In the paper "Union-free Hypergraphs and Probability Theory" Frankl and Furedi show that $$2^{(n-3)/4} \leq f(n) \leq 2^{(n+1)/2}.$$ The proof of the lower bound is algebraic, constructive, and, I think, very elegant. In particular, one can find $2$ poisoned bottles out of $1000$ with $43$ rats.

This problem also goes by the name "nonadaptive combinatorial group testing" and has been around since at least World War II, when the U.S. government was trying to isolate syphilis cases in soldiers. ("Nonadaptive" means you have to specify all the tests in advance, whereas "adaptive" means you can use the results from previous tests before deciding which ones to do next.)

The standard reference on group testing appears to be Combinatorial Group Testing and Its Applications, by Du and Hwang. Part II, which comprises Chapters 7-9, is on nonadaptive testing. In particular, finding optimal testing structures when there are two or more "defectives" is still an open problem.

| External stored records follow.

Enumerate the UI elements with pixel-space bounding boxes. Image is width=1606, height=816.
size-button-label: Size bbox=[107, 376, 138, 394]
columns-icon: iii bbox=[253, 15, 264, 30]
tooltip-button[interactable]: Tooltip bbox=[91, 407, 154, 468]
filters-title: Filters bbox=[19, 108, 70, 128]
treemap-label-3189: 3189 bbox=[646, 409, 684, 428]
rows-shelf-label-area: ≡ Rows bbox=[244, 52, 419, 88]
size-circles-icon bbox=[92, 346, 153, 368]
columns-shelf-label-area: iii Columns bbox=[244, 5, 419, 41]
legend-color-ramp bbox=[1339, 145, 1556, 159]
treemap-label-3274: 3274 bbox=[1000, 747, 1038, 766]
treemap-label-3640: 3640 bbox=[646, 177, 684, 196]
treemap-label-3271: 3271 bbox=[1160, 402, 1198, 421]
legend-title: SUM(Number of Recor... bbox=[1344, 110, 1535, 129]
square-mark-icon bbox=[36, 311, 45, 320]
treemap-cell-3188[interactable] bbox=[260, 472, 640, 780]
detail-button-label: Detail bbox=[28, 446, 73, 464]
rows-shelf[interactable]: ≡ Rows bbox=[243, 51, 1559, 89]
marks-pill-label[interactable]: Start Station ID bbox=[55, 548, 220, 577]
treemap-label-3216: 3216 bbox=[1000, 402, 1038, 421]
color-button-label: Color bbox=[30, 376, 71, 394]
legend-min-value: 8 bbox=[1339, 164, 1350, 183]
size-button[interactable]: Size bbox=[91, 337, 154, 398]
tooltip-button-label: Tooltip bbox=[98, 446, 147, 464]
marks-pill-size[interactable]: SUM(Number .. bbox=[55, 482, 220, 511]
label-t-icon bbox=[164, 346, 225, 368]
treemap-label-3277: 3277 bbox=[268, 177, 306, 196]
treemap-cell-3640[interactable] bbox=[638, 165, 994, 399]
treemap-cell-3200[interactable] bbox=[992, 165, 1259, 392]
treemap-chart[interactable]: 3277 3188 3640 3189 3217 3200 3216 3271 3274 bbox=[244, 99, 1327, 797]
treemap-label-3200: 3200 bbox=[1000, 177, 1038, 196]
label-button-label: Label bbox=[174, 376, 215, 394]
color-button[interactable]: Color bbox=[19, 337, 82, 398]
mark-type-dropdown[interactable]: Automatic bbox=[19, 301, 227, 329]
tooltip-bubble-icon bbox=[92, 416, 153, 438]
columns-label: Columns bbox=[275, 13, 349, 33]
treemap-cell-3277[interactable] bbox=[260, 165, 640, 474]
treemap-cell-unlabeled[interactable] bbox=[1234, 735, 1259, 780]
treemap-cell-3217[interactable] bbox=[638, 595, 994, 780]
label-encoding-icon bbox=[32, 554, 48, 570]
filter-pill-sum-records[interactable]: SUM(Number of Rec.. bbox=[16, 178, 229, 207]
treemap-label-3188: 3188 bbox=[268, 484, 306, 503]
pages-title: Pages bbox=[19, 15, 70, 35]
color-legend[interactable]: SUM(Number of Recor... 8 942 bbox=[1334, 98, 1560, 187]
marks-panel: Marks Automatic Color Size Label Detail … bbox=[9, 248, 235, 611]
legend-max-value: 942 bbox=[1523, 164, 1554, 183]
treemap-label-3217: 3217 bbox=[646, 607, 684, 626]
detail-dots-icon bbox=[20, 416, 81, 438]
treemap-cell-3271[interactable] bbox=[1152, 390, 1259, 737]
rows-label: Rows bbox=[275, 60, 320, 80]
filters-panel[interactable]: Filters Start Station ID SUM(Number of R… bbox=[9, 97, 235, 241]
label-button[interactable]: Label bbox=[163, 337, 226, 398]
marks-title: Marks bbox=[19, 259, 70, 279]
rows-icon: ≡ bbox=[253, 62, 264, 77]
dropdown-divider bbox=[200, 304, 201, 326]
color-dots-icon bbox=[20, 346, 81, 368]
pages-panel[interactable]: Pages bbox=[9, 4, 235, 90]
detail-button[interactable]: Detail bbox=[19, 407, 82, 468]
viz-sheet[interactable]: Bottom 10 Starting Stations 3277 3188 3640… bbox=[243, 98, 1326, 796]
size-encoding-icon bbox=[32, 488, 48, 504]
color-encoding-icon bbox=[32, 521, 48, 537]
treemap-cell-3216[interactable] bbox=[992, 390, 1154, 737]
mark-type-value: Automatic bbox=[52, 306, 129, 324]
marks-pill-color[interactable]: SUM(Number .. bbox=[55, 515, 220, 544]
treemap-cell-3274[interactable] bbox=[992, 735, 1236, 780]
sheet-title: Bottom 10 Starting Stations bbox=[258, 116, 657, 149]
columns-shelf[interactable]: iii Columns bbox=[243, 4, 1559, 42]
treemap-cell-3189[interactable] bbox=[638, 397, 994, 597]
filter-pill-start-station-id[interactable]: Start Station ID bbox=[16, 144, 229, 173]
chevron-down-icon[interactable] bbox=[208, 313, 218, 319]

However, if $t(d,n)$ is the number of tests required to isolate $d$ defectives out of $n$ total subjects, the bounds $\Omega(\frac{d^2}{\log d} \log n) \leq t(d,n) \leq O(d^2 \log n)$ are known. The Wikipedia article on disjunct matrices has a discussion and some proofs.

---

It might be interesting to compare the solution for the adaptive version of this problem, as we can give a definite answer in this case.

Let $n(t)$ denote the maximum number of bottles of wine for which 2 poisoned ones can be identified in $t$ adaptive tests. In "Group testing with two and three defectives" (Annals of the New York Academy of Sciences 576, pp. 86-96, 1989) Chang, Hwang, and Weng give explicit testing procedures that yield the lower bounds $$n(t) \geq 89 \cdot 2^{\frac{t}{2}-6}, t \text{ even, } t \geq 12;$$ $$n(t) \geq 63 \cdot 2^{\frac{t-1}{2}-5}, t \text{ odd, } t \geq 13.$$

In the Du and Hwang text it is shown that, for $t \geq 4$, we have the upper bound $$n(t) \leq 2^{\frac{t+1}{2}} - 1/2.$$
(Note that this is the upper bound on $f(n)$ given in Sergey Norin's answer.)

These bounds tell us that $n(18) \leq 723$ but that $n(19) \geq 1008$. Thus 2 poisoned bottles can be identified out of 1000 in 19 adaptive tests but no fewer, using the testing procedure described in the Chang, Hwang, and Weng paper.

You yourself give the solution in the link: the probabilistic method. Without trying to optimize, take $r$ rats and for each one choose the subset of wines randomly, each wine with probability $1/2$ (say). Call these subsets $A_m$. Now let $\{i,j\}$ and $\{k,l\}$ be two possibilities for which bottles are poisoned. We want to know whether there's a rat separating these two possibilities, that is, that the outcome if the $i$-th and $j$-th bottles are the poisoned one will be different for that rat, then if the $k$-th and $l$-th bottles are poisoned. For any specific rat, this happens if $A_m$ intersects $\{i,j\}$ but not $\{k,l\}$ or vice verse. This happens with some fixed positive probability (again, not optimizing). Therefore, it fails with probability $q$ which is strictly less than 1. Hence, the probability for it to fail for all $\{A_m\}_{m=1}^r$ is $q^r$. There are less than $n^4$ pairs of possibilities for poisoned wine bottles, hence the probability of having some pair for which this fails is at most $n^4 q^r$ and taking $r=C \log n$ suffices to make this negligible.